FDA made this determination after reviewing 23andMe's de novo 510(k) submission for its Bloom syndrome carrier screening test. In clearing that test earlier this year, FDA also decided that carrier screening tests were Class II devices, would not require premarket review, and could be offered directly to consumers.
After receiving an FDA warning letter in 2013, 23andMe had to stop marketing health-related test reports directly to consumers. Following FDA clearance in February, the company launched a revamped website last week, offering more than 60 genetic test reports on carrier status, ancestry, wellness, and personal traits for $199.
"FDA's intent to exempt these devices from FDA premarket review supports the development of innovative tests that may provide consumers with direct access to genetic information that can inform health-related decisions," Eric Pahon, FDA press officer, told GenomeWeb.
In the Federal Register notice, the agency explained how labs might go about legally commercializing carrier screening tests that are 510(k) exempt. While such tests don't require premarket notification, they still have to meet special controls or requirements.
Under special controls laid out by the FDA, labs will have to post on their website clinical validity data on the tested markers from peer-reviewed publications and professional society guidelines. If the test gauges markers that are not backed up by guidelines, then the lab must state this on the website.
Additionally, labs must post on the website detailed information on the analytical performance of carrier tests. "A very high level of accuracy is prescribed in the special controls," the agency said in the Federal Register notice.
FDA also tells labs to use sample collection devices that are indicated for use in DNA testing and are FDA cleared, approved, or 510(k) exempt. Furthermore, except for the sample collection device, FDA restricts labs from distributing these carrier tests to other CLIA labs.
The agency decided to exempt carrier tests from premarket notification after determining there was a low risk for false-positive results. Carrier testing reveals whether a person has one normal and one abnormal copy of a gene allele associated with a disorder, such as sickle cell disease.
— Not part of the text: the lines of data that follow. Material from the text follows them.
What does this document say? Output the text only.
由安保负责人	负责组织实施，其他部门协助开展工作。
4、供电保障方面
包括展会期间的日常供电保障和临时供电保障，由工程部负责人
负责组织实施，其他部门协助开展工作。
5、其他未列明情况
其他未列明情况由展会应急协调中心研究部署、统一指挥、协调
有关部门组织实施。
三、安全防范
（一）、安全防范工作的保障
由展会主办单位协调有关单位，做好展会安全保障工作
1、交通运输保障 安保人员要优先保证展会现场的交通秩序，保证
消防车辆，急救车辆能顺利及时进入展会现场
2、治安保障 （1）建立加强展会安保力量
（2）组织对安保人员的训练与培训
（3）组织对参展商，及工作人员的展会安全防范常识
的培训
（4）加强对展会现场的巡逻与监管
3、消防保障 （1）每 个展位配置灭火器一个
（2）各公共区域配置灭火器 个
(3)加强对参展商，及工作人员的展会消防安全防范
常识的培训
The carrier of one abnormal copy doesn't have any disease symptoms, but his or her children might if they inherit two abnormal alleles from both parents.
"The probability of a couple both receiving false positive carrier results using a device of this type is vastly smaller than for a single false positive," the FDA said. However, the agency acknowledged that there may be a higher risk for false negative results since "not all clinically relevant mutations are known or tested for."
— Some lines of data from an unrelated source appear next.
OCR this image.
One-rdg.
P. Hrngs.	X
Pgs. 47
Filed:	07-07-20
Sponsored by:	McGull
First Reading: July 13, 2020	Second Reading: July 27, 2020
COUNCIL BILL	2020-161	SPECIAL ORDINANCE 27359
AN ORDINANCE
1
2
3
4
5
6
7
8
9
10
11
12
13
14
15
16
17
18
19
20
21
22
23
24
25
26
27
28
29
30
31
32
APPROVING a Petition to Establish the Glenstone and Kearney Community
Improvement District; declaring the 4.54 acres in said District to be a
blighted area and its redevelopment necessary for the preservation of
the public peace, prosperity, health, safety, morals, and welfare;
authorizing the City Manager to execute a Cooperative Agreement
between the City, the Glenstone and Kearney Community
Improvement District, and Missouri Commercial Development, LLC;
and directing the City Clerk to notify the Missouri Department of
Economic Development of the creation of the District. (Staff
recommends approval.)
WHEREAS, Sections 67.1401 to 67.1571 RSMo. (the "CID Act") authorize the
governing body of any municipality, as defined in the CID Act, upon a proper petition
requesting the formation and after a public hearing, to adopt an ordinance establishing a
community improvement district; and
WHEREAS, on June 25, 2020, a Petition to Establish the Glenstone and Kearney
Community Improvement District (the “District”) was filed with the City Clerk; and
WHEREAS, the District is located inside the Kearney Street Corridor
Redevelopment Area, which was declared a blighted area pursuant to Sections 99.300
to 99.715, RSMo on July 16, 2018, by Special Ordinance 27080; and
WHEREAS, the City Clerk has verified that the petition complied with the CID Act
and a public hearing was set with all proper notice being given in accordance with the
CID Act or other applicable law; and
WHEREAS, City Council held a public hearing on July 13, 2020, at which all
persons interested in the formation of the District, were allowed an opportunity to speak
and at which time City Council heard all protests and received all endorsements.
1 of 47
As a way to lessen the risk from false results, FDA will require labs to tell customers how to obtain genetic counseling, include warnings about test limitations, and conduct studies to ensure that consumers understand the type of information the test can and cannot provide.
The notice includes a table of premarket notification-exempt carrier screening tests, but specifically notes that tests for cystic fibrosis mutations are not exempt. Although still a type of carrier screening, the FDA said it considers CF tests Class II devices subject to premarket notification and special controls. Additionally, if carrier tests have different intended uses or technologies than legally marketed tests, they will have to get 510(k) clearance.
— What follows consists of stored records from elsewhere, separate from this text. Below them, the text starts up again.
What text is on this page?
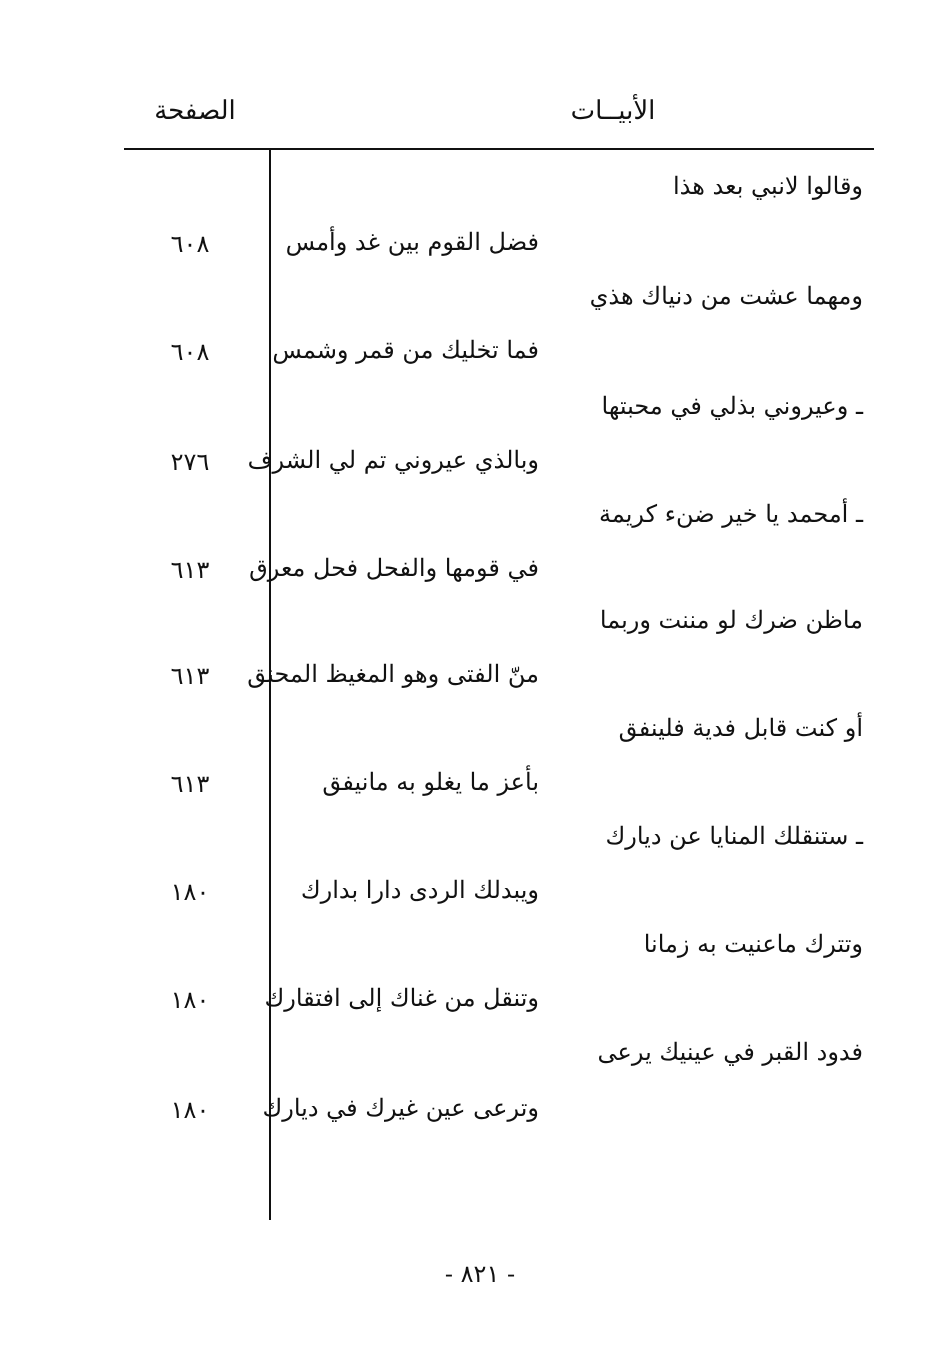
الأبيــات
الصفحة
وقالوا لانبي بعد هذا
فضل القوم بين غد وأمس
٦٠٨
ومهما عشت من دنياك هذي
فما تخليك من قمر وشمس
٦٠٨
ـ وعيروني بذلي في محبتها
وبالذي عيروني تم لي الشرف
٢٧٦
ـ أمحمد يا خير ضنء كريمة
في قومها والفحل فحل معرق
٦١٣
ماظن ضرك لو مننت وربما
منّ الفتى وهو المغيظ المحنق
٦١٣
أو كنت قابل فدية فلينفق
بأعز ما يغلو به مانيفق
٦١٣
ـ ستنقلك المنايا عن ديارك
ويبدلك الردى دارا بدارك
١٨٠
وتترك ماعنيت به زمانا
وتنقل من غناك إلى افتقارك
١٨٠
فدود القبر في عينيك يرعى
وترعى عين غيرك في ديارك
١٨٠
- ٨٢١ -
This exemption for certain carrier screening tests comes as the agency last year released draft guidance outlining a risk-based framework for regulating lab-developed tests (LDTs). The plan has been criticized by pathologists and labs as being overly burdensome on industry. Some experts have viewed this action with regard to carrier tests as a show of FDA's willingness to be flexible as it moves to bring LDTs under its oversight.
Members of the public have 30 days to comment on FDA's announcement after Oct. 27.